Il est de bon ton de nier la pertinence de la grille de lecture, réputée surannée, qui divise la politique entre la gauche et la droite. Et d’aucuns de rappeler la citation d’Ortega y Gasset, popularisée par Raymond Aron : « Être de gauche ou être de droite, c'est choisir une des innombrables manières qui s'offrent à l'homme d'être un imbécile ; toutes deux, en effet, sont des formes d'hémiplégie morale. » Si le philosophe madrilène nous invite à une généreuse ouverture d’esprit et à une capacité de réflexion qui inclut les règles fondamentales de l’intelligence, je crois que l’action politique ne peut toujours pas – et ne pourra pas - se passer de cette ultime séparation. Ce qui ne signifie pas, ô combien, que les thèmes, les engagements, les notions restent figées dans un même camp. On sait que le libéralisme était au XIXe siècle un combat de gauche ; que la laïcité est reprise par la droite depuis quelques années sous des expressions exclusives, quitte à créer des oxymores. Cela ne signifie pas non plus que les analyses et la compréhension des réalités doivent s’inscrire préalablement dans un moule « de gauche » ou « de droite ». L’hémiplégie morale et intellectuelle devrait être un des tabous, dans un monde parfait, de la vie politique.
Mais il faut agir. Donc peser, décider, trancher. Construire le monde qu’on a promis aux concitoyens : et là, on ne peut plus faire comme si les valeurs de gauche et de droite étaient inexistantes. Qu’est-ce qui, fondamentalement, détermine ces deux visions du monde ?
Il me semble qu’on est toujours de droite quand on agit en fonction d’un monde qu’on croit régi par des règles prédéterminées, et que l’action politique consiste à adapter le monde, la société, les groupes et les individus à ces règles. Selon les époques ou les individus, ces règles sont établies par Dieu, par l’Économie, par l’Autorité, par la Tradition, etc. Les économistes libéraux sont convaincus que le monde ne peut fonctionner qu’avec un Marché libre, marché libre qui serait une loi naturelle. Les conservateurs croient en une société spontanément hiérarchisée. L’extrême-droite se voue à un passé fantasmatique et idéalisé. Pour tous ces gens, une société heureuse dépend de nos capacités à ne pas porter atteinte à ces lois. Ils ont en horreur la reprise en main par la société de son destin : pour la pensée de droite, le libre-arbitre ne peut exister que dans des bulles circonscrites à quelques gestes, quelques variations sur un thème donné. Le monde est ce qu’il est, et les malheurs proviennent de ceux qui veulent en changer artificiellement les règles. Chacun a sa place assigné par un Ordre éternel. L’individu de droite est toujours déçu, car il doit constater que l’équilibre naturel auquel il croit n’advient jamais, et il fait reposer la faute sur tel ou tel groupe qui devient souvent un bouc-émissaire.
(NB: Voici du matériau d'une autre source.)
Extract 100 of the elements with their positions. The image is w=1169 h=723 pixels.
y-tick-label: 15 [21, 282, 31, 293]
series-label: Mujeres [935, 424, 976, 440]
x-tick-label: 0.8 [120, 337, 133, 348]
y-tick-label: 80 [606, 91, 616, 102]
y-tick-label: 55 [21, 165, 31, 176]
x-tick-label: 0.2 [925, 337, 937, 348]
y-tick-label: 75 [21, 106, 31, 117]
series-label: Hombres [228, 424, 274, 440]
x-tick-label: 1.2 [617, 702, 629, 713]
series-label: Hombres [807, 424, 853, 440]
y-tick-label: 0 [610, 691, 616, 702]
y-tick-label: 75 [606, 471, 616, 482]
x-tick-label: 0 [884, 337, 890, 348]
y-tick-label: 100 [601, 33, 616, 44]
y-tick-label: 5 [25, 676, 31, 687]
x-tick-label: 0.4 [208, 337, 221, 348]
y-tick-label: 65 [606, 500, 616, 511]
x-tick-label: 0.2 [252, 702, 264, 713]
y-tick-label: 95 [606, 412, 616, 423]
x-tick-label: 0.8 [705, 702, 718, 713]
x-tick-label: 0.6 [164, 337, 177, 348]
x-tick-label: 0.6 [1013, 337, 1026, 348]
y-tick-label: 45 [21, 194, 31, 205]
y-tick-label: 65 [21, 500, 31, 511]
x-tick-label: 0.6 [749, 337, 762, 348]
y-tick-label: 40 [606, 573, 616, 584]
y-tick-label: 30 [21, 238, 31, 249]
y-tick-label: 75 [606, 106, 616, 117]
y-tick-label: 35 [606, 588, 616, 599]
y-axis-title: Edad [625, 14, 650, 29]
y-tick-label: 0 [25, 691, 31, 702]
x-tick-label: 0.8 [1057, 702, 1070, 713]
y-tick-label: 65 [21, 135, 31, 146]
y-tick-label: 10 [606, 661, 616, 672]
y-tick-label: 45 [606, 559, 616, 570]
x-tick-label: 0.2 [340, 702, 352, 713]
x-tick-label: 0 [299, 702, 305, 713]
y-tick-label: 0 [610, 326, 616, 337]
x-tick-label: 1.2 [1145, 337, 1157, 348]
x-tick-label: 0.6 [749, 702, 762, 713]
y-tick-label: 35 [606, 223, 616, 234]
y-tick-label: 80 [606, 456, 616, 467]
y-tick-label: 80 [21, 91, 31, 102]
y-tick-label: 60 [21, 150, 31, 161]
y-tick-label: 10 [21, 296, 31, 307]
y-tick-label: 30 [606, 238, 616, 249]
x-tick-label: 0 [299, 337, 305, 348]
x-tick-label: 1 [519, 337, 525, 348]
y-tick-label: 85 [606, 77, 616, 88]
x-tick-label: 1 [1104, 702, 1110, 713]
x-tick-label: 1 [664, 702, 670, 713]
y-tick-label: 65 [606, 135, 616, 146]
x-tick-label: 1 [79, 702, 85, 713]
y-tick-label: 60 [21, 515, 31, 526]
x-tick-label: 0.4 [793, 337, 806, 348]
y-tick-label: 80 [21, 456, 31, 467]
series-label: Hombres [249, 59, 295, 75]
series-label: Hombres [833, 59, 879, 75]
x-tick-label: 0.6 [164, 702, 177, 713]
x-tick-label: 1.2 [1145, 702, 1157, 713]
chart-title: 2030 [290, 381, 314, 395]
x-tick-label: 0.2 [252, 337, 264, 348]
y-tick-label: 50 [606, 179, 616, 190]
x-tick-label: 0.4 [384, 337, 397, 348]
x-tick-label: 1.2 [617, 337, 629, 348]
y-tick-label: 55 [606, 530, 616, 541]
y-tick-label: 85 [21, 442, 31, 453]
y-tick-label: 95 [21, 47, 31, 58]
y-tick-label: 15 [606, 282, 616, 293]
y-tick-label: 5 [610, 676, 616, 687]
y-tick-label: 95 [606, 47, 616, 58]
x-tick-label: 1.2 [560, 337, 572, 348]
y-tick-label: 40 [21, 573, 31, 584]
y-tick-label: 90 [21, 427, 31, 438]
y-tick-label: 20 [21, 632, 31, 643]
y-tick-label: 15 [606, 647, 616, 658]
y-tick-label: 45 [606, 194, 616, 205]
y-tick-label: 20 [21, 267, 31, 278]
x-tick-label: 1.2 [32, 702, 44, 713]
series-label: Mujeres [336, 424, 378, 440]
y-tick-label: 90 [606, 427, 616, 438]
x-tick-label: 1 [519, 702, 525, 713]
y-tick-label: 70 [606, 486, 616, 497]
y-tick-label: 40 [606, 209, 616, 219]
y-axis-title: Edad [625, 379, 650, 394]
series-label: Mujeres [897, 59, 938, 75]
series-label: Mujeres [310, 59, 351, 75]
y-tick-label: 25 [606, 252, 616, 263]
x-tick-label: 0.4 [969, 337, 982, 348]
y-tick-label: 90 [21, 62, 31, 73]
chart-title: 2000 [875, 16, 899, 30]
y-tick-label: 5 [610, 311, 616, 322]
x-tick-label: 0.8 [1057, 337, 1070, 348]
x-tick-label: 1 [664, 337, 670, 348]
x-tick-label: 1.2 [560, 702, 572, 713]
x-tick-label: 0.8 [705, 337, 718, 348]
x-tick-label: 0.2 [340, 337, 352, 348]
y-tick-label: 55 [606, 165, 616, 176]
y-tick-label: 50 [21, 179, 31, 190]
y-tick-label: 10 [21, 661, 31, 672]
Être de gauche, c’est refuser ces destins dessinés par la droite et penser qu’il est toujours possible de reprendre la main. C’est comprendre que les récits d’un monde naturellement équilibré (celui de la droite) ne sont écrits que par des individus qui justifient et maintiennent ainsi leur pouvoir. C’est énoncer des mondes possibles et travailler à leurs réalisations autant que faire se peut. C’est insérer la liberté individuelle dans un processus plus large d'émancipation collective, car c’est avoir conscience que sa propre liberté dépend de celle des autres, et donc que l’égalité est un bien indispensable à cette liberté. Qu’enfin l’égalité ne peut se réaliser que dans des gestes et des engagements de solidarité – de fraternité. Le monde est toujours un à-reconstruire car l’esprit de gauche a conscience que la liberté, l’égalité, la fraternité ne sont pas des données naturelles mais des acquis historiques et politiques toujours fragiles face aux réflexes égoïstes dus aux peurs paniques, aux souffrances, aux incompréhensions. L’individu de gauche est toujours déçu car son idéal est de l’ordre de l’horizon et, fatigué, les renoncements le guettent incessamment.
La vie politique surgit de la rencontre combative de ces deux déceptions, celle de droite et celle de gauche, et la démocratie prendra fin quand leurs agents - tous les citoyens motivés par leurs visions du monde plus ou moins divergentes – auront perdu l’énergie pour entretenir ces confrontations. En renonçant à faire de la gauche et de la droite une grille de lecture reconnue de tous, c’est peut-être fin de la démocratie que nous préparons.